For one, you have to factor in that Rush already hated New York to begin with. The conservative talk-show host has for years used the city as his "escape valve" when his usual base of operations in Florida was threatened by hurricanes — but that's it. The city has no other redeeming qualities. "I try to go as little as possible," he said yesterday on his show. "If it weren't for hurricanes down here, I would never go up there." He added shortly later, "No other reason to go there." We'd have to disagree.
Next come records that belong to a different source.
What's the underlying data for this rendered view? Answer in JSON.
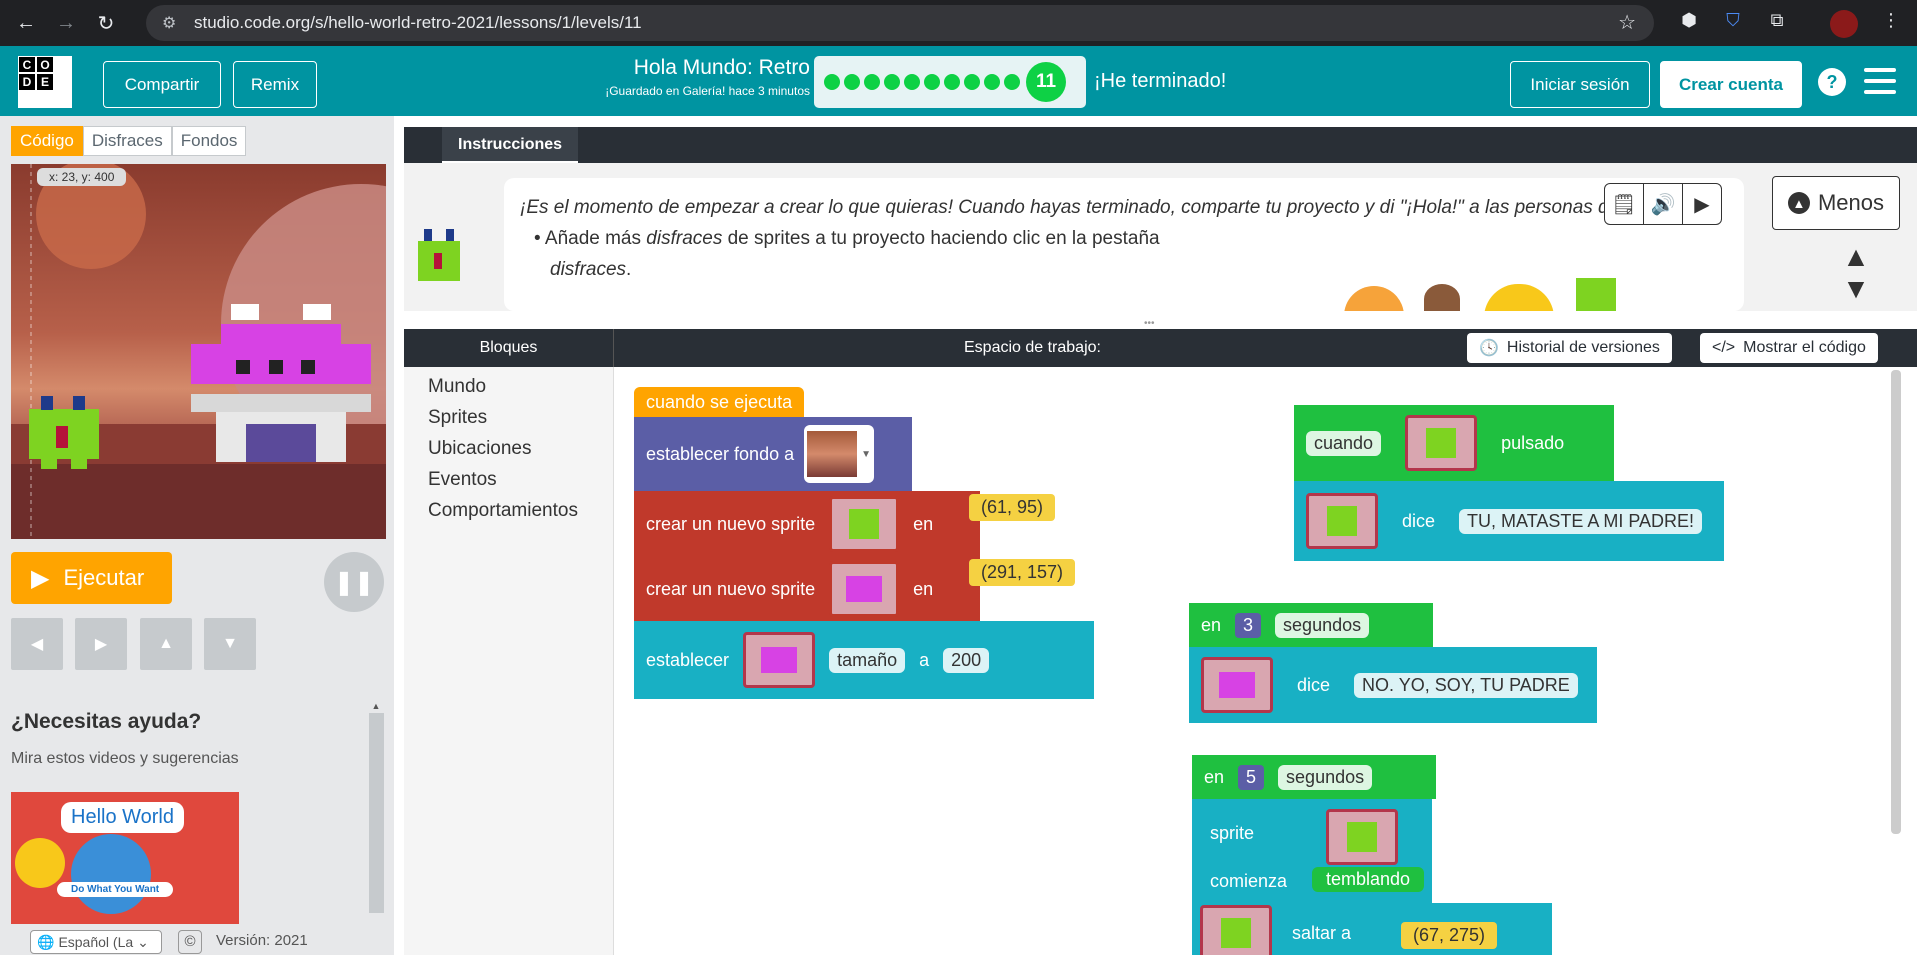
{
  "browser": {
    "url": "studio.code.org/s/hello-world-retro-2021/lessons/1/levels/11"
  },
  "header": {
    "logo_letters": [
      "C",
      "O",
      "",
      "D",
      "E",
      ""
    ],
    "share_label": "Compartir",
    "remix_label": "Remix",
    "project_title": "Hola Mundo: Retro",
    "saved_text": "¡Guardado en Galería! hace 3 minutos",
    "level_number": "11",
    "progress_dots": 10,
    "finished_label": "¡He terminado!",
    "signin_label": "Iniciar sesión",
    "create_account_label": "Crear cuenta",
    "help_label": "?"
  },
  "left": {
    "tabs": [
      "Código",
      "Disfraces",
      "Fondos"
    ],
    "coords": "x: 23, y: 400",
    "run_label": "Ejecutar",
    "help_title": "¿Necesitas ayuda?",
    "help_subtitle": "Mira estos videos y sugerencias",
    "video_title": "Hello World",
    "video_subtitle": "Do What You Want",
    "language": "Español (La",
    "version": "Versión: 2021"
  },
  "instructions": {
    "tab_label": "Instrucciones",
    "text_line": "¡Es el momento de empezar a crear lo que quieras! Cuando hayas terminado, comparte tu proyecto y di \"¡Hola!\" a las personas de tu mundo!",
    "bullet_pre": "Añade más ",
    "bullet_em1": "disfraces",
    "bullet_mid": " de sprites a tu proyecto haciendo clic en la pestaña ",
    "bullet_em2": "disfraces",
    "bullet_post": ".",
    "less_label": "Menos"
  },
  "workspace": {
    "blocks_tab": "Bloques",
    "title": "Espacio de trabajo:",
    "history_label": "Historial de versiones",
    "show_code_label": "Mostrar el código",
    "categories": [
      "Mundo",
      "Sprites",
      "Ubicaciones",
      "Eventos",
      "Comportamientos"
    ],
    "blocks": {
      "when_run": "cuando se ejecuta",
      "set_bg": "establecer fondo a",
      "new_sprite": "crear un nuevo sprite",
      "en": "en",
      "coord1": "(61, 95)",
      "coord2": "(291, 157)",
      "set": "establecer",
      "size": "tamaño",
      "a": "a",
      "size_val": "200",
      "when": "cuando",
      "clicked": "pulsado",
      "says": "dice",
      "say1": "TU, MATASTE A MI PADRE!",
      "seconds": "segundos",
      "sec3": "3",
      "say2": "NO. YO, SOY, TU PADRE",
      "sec5": "5",
      "sprite": "sprite",
      "starts": "comienza",
      "shaking": "temblando",
      "jump_to": "saltar a",
      "coord3": "(67, 275)"
    }
  },
  "colors": {
    "brand": "#0094a1",
    "orange": "#ffa400",
    "green": "#0ed145"
  }
}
Additionally, Rush has the luxury of being able to do exactly the same job from basically anywhere with space for a chair and a microphone. Right now he's considering Texas (which, last time we checked, wasn't immune to hurricanes either, but okay), but the possibilities are endless. And finally, Rush would love nothing more than to use his own high-profile departure to make a political point. So is Rush's departure a harbinger of mass exodus from the state? Yes for New Yorkers who actually hate New York, can perform their same job from any location, and wish to revel in the widespread attention their relocation receives because they're nationally known figures.